Living and dying with benefits
It should be remembered that the current benefit schemes fall significantly short of what is necessary to live. Those who are unemployed will live in poverty. In 2009 a statistic slipped out: in one area of the UK, 15% of young people who are “not in education, employment or training” are dead within a decade. The Government are keen to claim that today’s mass unemployment is a result of people being “workshy”, but if this were true, then there would be no demand for apprenticeship work at half the minimum wage. Indeed, the Government are determined to claim again and again that mass unemployment is anything but a structural problem (as if, since the crisis hit in 2008, a million people quite randomly lost the ability to work.) Last week, the Guardian produced an excellent video on the lack of work available. The Government’s current strategy will condemn more and more people to poverty whether they work or not. As a solution, the Government suggest “entrepreneurship”. By this, they imagine a magical solution to all of the ills of mass unemployment. If only, they believe, the unemployed would think harder, would become more entrepreneurial, they will drag themselves out of poverty.
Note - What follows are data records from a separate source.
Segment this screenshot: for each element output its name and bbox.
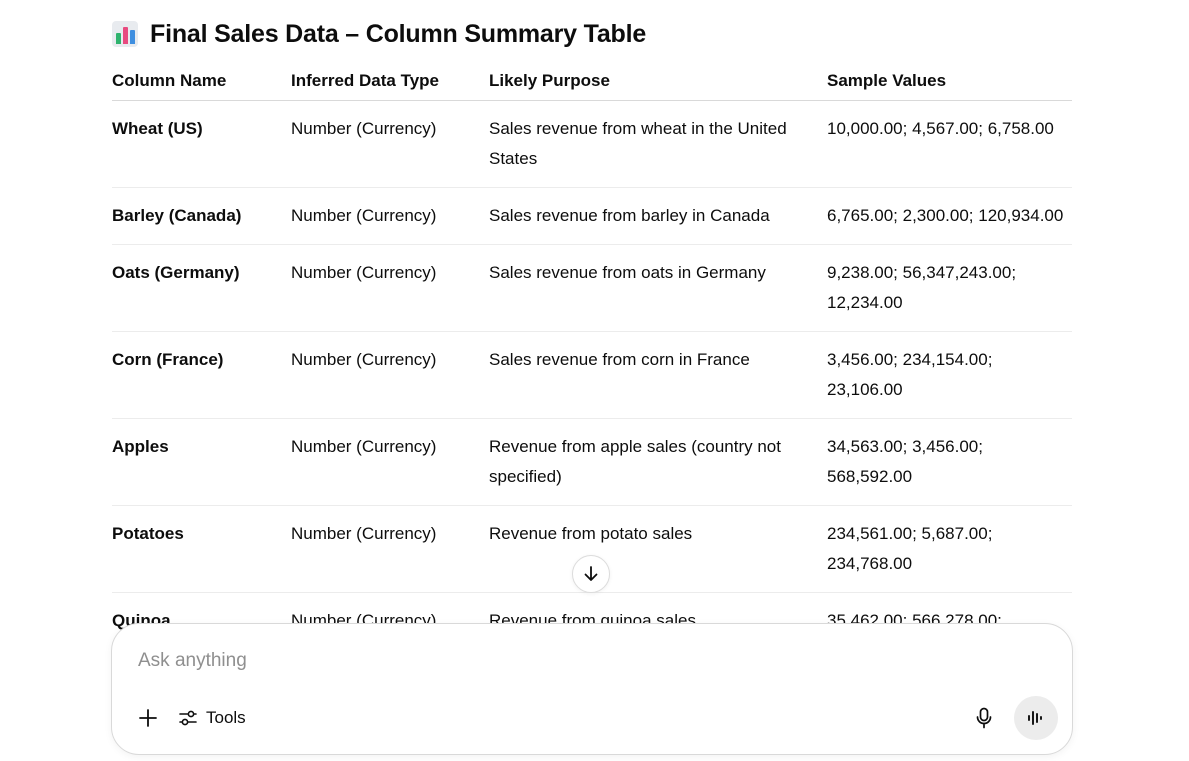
section-heading: Final Sales Data – Column Summary Table	[112, 16, 1072, 52]
cell-data-type: Number (Currency)	[291, 331, 489, 419]
header-likely-purpose: Likely Purpose	[489, 66, 827, 101]
sliders-icon	[179, 710, 197, 726]
cell-data-type: Number (Currency)	[291, 418, 489, 506]
table-header-row: Column Name Inferred Data Type Likely Pu…	[112, 66, 1072, 101]
table-row: Corn (France) Number (Currency) Sales re…	[112, 331, 1072, 419]
message-composer: Tools	[111, 623, 1073, 755]
arrow-down-icon	[584, 566, 598, 581]
cell-sample-values: 234,561.00; 5,687.00; 234,768.00	[827, 505, 1072, 593]
voice-mode-button[interactable]	[1014, 696, 1058, 740]
section-heading-text: Final Sales Data – Column Summary Table	[150, 19, 647, 48]
cell-column-name: Corn (France)	[112, 331, 291, 419]
header-inferred-data-type: Inferred Data Type	[291, 66, 489, 101]
cell-sample-values: 34,563.00; 3,456.00; 568,592.00	[827, 418, 1072, 506]
tools-label: Tools	[206, 708, 246, 727]
table-row: Apples Number (Currency) Revenue from ap…	[112, 418, 1072, 506]
cell-sample-values: 9,238.00; 56,347,243.00; 12,234.00	[827, 244, 1072, 332]
cell-purpose: Revenue from potato sales	[489, 505, 827, 593]
header-column-name: Column Name	[112, 66, 291, 101]
cell-purpose: Sales revenue from corn in France	[489, 331, 827, 419]
cell-purpose: Sales revenue from barley in Canada	[489, 187, 827, 245]
table-row: Barley (Canada) Number (Currency) Sales …	[112, 187, 1072, 245]
scroll-to-bottom-button[interactable]	[572, 555, 610, 593]
cell-data-type: Number (Currency)	[291, 187, 489, 245]
cell-column-name: Oats (Germany)	[112, 244, 291, 332]
bar-chart-emoji-icon	[112, 21, 138, 47]
prompt-input[interactable]	[138, 646, 1018, 676]
tools-button[interactable]: Tools	[178, 704, 246, 732]
cell-data-type: Number (Currency)	[291, 244, 489, 332]
cell-data-type: Number (Currency)	[291, 505, 489, 593]
cell-column-name: Barley (Canada)	[112, 187, 291, 245]
header-sample-values: Sample Values	[827, 66, 1072, 101]
cell-column-name: Wheat (US)	[112, 100, 291, 188]
cell-sample-values: 3,456.00; 234,154.00; 23,106.00	[827, 331, 1072, 419]
dictate-button[interactable]	[970, 704, 998, 732]
cell-data-type: Number (Currency)	[291, 100, 489, 188]
table-row: Oats (Germany) Number (Currency) Sales r…	[112, 244, 1072, 332]
cell-purpose: Sales revenue from oats in Germany	[489, 244, 827, 332]
cell-sample-values: 6,765.00; 2,300.00; 120,934.00	[827, 187, 1072, 245]
microphone-icon	[976, 707, 992, 729]
cell-purpose: Revenue from apple sales (country not sp…	[489, 418, 827, 506]
cell-sample-values: 10,000.00; 4,567.00; 6,758.00	[827, 100, 1072, 188]
cell-column-name: Apples	[112, 418, 291, 506]
table-row: Potatoes Number (Currency) Revenue from …	[112, 505, 1072, 593]
cell-purpose: Sales revenue from wheat in the United S…	[489, 100, 827, 188]
cell-column-name: Potatoes	[112, 505, 291, 593]
plus-icon	[139, 709, 157, 727]
add-attachment-button[interactable]	[134, 704, 162, 732]
voice-waveform-icon	[1028, 711, 1042, 725]
table-row: Wheat (US) Number (Currency) Sales reven…	[112, 100, 1072, 188]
What the Government has failed to notice, is that the most entrepreneurial people in today’s society, the managers of large businesses and corporations, and indeed the Government itself, are making their profits from employing large numbers of people at less than the minimum wage. Entrepreneurship, thus, is not a “way out” of poverty, but the very thing keeping people in it.
“Take away their benefits”
Time and again, there have been demands from the press (and indeed a section of the UK population) to take away people’s benefits. It is perhaps worth dwelling for a moment on what this might actually mean. Under the current system, if you have no money you cannot live – you cannot buy food or clothes, you can’t rent somewhere to live, and you can’t keep warm. The point of benefits is to allow for these minimum requirements for life, where they cannot be gained through earning a wage. As we have seen, even on benefits people will live in poverty, but the demand that people “have their benefits taken away” is nothing but the demand that they are made homeless and starve. The UK Government has argued that those unwilling to take part in workfare will lose their benefits. In a situation in which there is simply not enough work for everyone, they demand that you work for £1.78 an hour. If you refuse, you can probably expect not to survive.